Die polnischen Währungshüter scheinen auf ihrer jüngsten Sitzung wenig Anlass für eine intensive Diskussion gesehen zu haben. So wurde schon früh am Vormittag die Entscheidung des Gremiums bekanntgegeben, die Zinsen bei 2,50% zu belassen. Bereits Ende vergangener Woche hatte Zentralbankchef Belka angekündigt, den Leitzins „für eine gewisse Zeit“ auf historisch niedrigem Niveau zu halten. Grund für Zuversicht besteht für den Notenbankgouverneur durchaus.

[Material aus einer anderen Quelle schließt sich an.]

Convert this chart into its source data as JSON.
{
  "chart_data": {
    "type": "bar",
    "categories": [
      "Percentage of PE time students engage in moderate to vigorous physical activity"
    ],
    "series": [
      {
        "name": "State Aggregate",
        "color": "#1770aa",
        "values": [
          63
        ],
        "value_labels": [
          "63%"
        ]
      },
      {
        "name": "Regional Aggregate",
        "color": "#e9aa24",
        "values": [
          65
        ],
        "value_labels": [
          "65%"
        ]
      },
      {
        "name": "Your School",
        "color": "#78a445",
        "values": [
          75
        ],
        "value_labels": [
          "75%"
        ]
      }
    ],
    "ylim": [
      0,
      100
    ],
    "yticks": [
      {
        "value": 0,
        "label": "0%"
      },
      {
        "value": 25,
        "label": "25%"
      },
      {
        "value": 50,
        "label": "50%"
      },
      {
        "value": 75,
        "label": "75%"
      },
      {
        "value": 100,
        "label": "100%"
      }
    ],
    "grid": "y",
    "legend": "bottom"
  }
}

So legte der Einkaufsmanagerindex für das Verarbeitende Gewerbe im September unterwartet deutlich zu und kletterte mit 53,1 Punkten auf den höchsten Stand seit 2011. Nachhaltig Auftrieb erhält der Zloty gegenüber dem Euro indes nicht. Zu dominant sind die mit dem US-Haushaltsstreit verbundenen Unsicherheiten. Daran dürfte sich auf Wochensicht kaum etwas ändern. Weder stehen auf Wochensicht Zloty-bewegende Konjunkturindikatoren auf der Agenda noch dürften derartige Veröffentlichungen im aktuellen Umfeld einen nachhaltigen Impuls an den Devisenmärkten hinterlassen.